While my review of Agent Double 00 Soul might have been a bit overly positive and enthusiastic, it certainly wasn't the bomb that many deemed it to be. Like Fishbone's extraordinary Truth and Soul (which was released around the same time), Agent Double 00 Soul is poorly sequenced, burying all of the ska and reggae tracks on side two, many of which happen to be the strongest songs on the album (see "World Gone Crazy," "Cold City," "Shama Lama," "Cool Boy," "Education," and "Sudden Attack"). But, all in all, on Agent Double 00 Soul, The Untouchables had strayed too far from their brilliant and perfectly calibrated balance of Wild Child ska, soul, and r and b.


The UT's comic book!
When what may have been the last NYC Untouchables' date was announced for late April of 1989 at Joey Ramone's basement Downtown club (at the corner of Bond and Broadway), my friend and fellow ska fan Andy was reluctant to see the show, since he'd heard bad things about the record from some of his other friends. But once we were there, he was all in, as The Untouchables unleashed one of most brilliant and energetic live performances I've ever seen (Black Rock Coaltion funk-metal rockers 24-7 Spyz were also on the bill and were extraordinarily good). Much of the set was comprised of cuts from Wild Child, as well as the better ska/reggae songs off Agent OO Soul, but even some of their shakier tracks from Soul sounded pretty awesome in their live versions.

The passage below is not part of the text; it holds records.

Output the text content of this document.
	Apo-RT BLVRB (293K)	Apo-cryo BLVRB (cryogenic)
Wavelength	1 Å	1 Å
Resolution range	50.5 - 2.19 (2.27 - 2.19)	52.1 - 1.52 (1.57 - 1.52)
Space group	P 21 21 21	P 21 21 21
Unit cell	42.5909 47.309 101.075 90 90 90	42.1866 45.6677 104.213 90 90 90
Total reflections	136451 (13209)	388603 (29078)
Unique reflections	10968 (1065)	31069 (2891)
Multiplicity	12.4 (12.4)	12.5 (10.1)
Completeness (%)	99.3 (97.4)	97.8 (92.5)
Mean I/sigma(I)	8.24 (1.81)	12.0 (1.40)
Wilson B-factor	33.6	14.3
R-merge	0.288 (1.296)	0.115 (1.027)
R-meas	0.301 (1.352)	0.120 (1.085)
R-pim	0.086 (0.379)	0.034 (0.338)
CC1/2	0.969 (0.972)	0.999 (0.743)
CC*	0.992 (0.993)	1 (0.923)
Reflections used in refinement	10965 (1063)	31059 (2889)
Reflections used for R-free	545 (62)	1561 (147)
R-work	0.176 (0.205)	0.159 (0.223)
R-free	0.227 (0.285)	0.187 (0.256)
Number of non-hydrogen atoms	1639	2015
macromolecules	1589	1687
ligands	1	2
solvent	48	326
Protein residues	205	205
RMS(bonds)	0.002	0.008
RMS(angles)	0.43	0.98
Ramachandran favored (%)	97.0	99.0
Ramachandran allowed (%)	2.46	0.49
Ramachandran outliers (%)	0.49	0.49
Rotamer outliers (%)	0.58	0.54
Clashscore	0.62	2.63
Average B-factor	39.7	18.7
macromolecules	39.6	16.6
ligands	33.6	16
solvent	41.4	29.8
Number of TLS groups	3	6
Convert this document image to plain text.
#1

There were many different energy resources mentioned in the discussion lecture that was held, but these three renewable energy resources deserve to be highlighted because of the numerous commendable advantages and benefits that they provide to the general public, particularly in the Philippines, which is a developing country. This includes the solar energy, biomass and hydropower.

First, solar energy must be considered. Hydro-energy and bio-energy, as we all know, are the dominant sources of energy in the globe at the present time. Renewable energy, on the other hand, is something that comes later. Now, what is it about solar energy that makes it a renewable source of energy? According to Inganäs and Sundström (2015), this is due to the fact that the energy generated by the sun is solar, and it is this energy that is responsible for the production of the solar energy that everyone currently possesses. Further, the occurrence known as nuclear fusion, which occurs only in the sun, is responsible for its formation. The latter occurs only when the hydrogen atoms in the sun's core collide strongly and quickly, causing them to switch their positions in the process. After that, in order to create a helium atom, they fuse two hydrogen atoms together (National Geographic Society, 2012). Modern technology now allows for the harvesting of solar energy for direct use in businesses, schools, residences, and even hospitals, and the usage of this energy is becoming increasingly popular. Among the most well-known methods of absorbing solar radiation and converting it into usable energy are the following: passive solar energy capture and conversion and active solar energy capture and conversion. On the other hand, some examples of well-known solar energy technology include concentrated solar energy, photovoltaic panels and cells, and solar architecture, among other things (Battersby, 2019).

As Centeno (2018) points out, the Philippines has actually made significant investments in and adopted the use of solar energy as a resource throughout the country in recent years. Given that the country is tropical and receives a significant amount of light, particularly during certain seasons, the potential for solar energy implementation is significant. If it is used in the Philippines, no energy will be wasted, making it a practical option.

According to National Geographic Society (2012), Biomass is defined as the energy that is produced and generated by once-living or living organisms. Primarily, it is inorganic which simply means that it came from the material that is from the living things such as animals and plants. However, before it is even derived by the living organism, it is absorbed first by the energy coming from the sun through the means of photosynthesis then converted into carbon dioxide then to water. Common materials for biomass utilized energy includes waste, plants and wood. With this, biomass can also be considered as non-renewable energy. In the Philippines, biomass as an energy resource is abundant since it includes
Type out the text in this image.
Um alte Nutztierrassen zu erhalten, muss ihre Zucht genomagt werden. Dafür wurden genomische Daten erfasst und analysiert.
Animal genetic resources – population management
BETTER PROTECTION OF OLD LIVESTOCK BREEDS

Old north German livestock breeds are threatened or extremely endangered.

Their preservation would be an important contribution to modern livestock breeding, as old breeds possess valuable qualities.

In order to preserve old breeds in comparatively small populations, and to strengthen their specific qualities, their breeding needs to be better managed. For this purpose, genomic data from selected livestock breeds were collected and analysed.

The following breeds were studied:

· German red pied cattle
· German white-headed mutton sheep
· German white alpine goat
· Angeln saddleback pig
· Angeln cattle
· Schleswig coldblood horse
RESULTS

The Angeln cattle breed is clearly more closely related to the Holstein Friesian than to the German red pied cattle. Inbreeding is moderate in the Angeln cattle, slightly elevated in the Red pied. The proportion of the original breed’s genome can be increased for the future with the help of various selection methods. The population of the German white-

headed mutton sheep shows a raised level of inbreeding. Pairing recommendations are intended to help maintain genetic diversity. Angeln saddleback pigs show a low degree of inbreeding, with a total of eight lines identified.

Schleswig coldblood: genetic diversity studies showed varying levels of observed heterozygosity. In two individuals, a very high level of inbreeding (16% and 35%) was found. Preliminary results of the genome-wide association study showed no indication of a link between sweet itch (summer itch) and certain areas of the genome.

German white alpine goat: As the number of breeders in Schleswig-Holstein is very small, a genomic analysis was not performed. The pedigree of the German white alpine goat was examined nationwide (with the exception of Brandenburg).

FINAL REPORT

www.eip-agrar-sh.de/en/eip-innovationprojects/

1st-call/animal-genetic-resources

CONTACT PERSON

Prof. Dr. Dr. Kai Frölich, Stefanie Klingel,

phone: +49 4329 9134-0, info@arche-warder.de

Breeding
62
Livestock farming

Walking in the rain back up Broadway toward Union Square after the gig (we were already soaked from dancing to the UTs), Andy and I passed a construction site across the street from The Cat Club (where Moon Records' NYC Ska Live would be recorded about a year later) that had a huge, many-layered section of wheat-pasted gig posters that was starting to separate from the plywood wall in the downpour. The Untouchables' poster for their Downtown gig was on the top layer, so we liberated what must of been a three feet wide by eight feet tall section of them (with countless other posters beneath them) and somehow got it back the apartment I shared with four other Fordham students up at 125th and Broadway (where my tiny bedroom was at eye level with the elevated number 1 subway train). This giant, sagging strip of posters was propped up against one wall in my room for the rest of the semester, but ended up in the garbage when our lease was up that summer. I was moving into my first post-college apartment with a bunch of friends and my girlfriend (now wife) and this large, dirty, and unwieldy bit of music ephemera had to go; we just didn't have the space.

My Untouchables shirt that I bought at their gig at Downtown in Manhattan on 4/29/89.